01 November, 2018
Witley Parish Council has lost its appeal against a decision that it was negligent after a tree fell and injured Mr Cavanagh whilst he was driving a bus.
In 2012 after a stormy night, a large lime tree situated on the Council's land next to a bus stop fell across the road at the same moment as a bus driven by the claimant was passing by. The tree hit the bus and Mr Cavanagh sustained serious personal injury.
The claimant brought a successful claim in negligence against the local authority with the Court finding that the tree in question was in a high risk position and as a result that the three-year inspection cycle adopted by the Council was inadequate.
Witley Parish Council appealed the decision. The critical issue before the judge was whether the Council's three-year inspection regime was reasonable or whether, as the claimant contended, given the size and location of the tree, a more frequent inspection of it, every 18 months to 2 years, was required.
The Court of Appeal unanimously found that the judge's reasoning in relation to the need for an inspection at least every two years and his conclusion as to the liability of the Council were "unimpeachable" and dismissed the appeal. The tree had been in a high-risk zone alongside a public road and presented a significant potential hazard owing to the size, age and weight of the tree.

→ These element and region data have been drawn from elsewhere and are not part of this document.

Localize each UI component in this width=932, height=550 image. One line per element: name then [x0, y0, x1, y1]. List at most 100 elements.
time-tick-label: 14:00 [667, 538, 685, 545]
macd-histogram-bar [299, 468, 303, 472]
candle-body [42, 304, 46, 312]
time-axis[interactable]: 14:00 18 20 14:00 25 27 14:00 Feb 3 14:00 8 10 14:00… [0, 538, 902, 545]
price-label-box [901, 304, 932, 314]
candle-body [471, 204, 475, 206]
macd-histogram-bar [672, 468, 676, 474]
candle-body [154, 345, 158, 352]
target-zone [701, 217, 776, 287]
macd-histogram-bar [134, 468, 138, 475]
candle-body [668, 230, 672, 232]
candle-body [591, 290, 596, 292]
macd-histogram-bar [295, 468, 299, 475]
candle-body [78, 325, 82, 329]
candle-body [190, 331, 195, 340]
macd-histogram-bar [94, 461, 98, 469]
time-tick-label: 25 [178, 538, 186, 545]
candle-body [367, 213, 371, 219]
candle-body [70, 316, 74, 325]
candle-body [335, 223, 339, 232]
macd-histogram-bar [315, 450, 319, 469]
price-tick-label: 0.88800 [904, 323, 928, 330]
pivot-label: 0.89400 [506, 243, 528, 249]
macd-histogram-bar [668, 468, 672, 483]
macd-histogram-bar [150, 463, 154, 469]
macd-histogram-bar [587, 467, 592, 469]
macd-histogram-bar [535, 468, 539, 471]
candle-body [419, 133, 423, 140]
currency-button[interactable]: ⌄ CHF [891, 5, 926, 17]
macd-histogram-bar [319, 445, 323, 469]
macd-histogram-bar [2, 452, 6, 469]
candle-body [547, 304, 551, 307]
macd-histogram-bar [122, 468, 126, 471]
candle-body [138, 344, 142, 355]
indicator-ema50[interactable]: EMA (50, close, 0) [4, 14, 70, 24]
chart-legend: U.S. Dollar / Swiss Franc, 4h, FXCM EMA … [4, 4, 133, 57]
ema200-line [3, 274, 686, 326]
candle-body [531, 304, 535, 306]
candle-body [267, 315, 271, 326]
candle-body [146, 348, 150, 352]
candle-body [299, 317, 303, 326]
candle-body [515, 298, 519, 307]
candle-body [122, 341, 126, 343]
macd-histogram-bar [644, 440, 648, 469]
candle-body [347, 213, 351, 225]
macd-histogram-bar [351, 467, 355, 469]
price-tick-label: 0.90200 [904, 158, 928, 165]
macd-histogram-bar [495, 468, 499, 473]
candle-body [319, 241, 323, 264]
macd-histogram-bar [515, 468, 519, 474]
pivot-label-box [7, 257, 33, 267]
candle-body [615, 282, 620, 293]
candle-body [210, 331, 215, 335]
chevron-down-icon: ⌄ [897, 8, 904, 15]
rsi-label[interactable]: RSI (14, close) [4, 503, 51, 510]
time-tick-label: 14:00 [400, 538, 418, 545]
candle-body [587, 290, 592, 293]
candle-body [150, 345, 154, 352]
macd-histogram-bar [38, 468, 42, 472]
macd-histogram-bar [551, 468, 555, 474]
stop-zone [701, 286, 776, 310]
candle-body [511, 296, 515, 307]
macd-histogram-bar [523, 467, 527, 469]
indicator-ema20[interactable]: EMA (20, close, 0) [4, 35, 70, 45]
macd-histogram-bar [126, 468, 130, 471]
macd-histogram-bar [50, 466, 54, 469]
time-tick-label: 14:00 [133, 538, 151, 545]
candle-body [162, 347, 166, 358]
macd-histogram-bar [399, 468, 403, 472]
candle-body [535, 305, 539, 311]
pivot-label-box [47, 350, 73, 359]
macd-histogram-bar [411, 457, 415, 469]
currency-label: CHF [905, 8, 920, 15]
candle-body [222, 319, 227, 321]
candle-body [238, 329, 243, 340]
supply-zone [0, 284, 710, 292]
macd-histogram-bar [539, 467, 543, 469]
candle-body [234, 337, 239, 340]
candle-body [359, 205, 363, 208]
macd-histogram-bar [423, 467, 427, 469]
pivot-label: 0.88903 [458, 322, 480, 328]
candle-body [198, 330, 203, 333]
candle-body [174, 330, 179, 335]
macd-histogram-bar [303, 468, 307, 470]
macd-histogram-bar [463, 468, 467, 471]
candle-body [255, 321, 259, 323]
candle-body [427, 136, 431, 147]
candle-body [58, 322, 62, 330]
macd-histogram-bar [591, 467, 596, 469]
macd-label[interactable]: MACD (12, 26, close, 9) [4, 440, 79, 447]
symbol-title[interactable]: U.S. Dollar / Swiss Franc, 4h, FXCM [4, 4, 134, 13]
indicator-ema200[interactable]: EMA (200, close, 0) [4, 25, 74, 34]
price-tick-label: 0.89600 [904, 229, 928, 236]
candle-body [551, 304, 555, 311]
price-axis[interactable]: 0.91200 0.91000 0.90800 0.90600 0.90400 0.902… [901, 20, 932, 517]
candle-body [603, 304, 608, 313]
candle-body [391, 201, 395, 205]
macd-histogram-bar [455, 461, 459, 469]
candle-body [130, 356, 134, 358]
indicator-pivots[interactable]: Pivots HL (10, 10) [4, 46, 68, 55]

Given the position of the tree the Court of Appeal agreed that the judge had been entitled to find on the evidence that the local authority should have inspected the large, mature tree at least every two years, rather than every three years as had been its practice.
Local authorities owe a duty to act as a reasonable and prudent land owner, which includes the duty to undertake regular inspections of trees. To be in a position to defend similar cases, local authorities must be able to demonstrate that they implement a system of inspection where consideration has been given to identifying and prioritising the inspection of those trees which pose a greater risk to people and property. The Forestry Commission supports a zoning policy as a sensible and economic policy as it enables council resources to be channelled to a more frequent inspection of some trees, with savings being made in zones where there was little or no risk.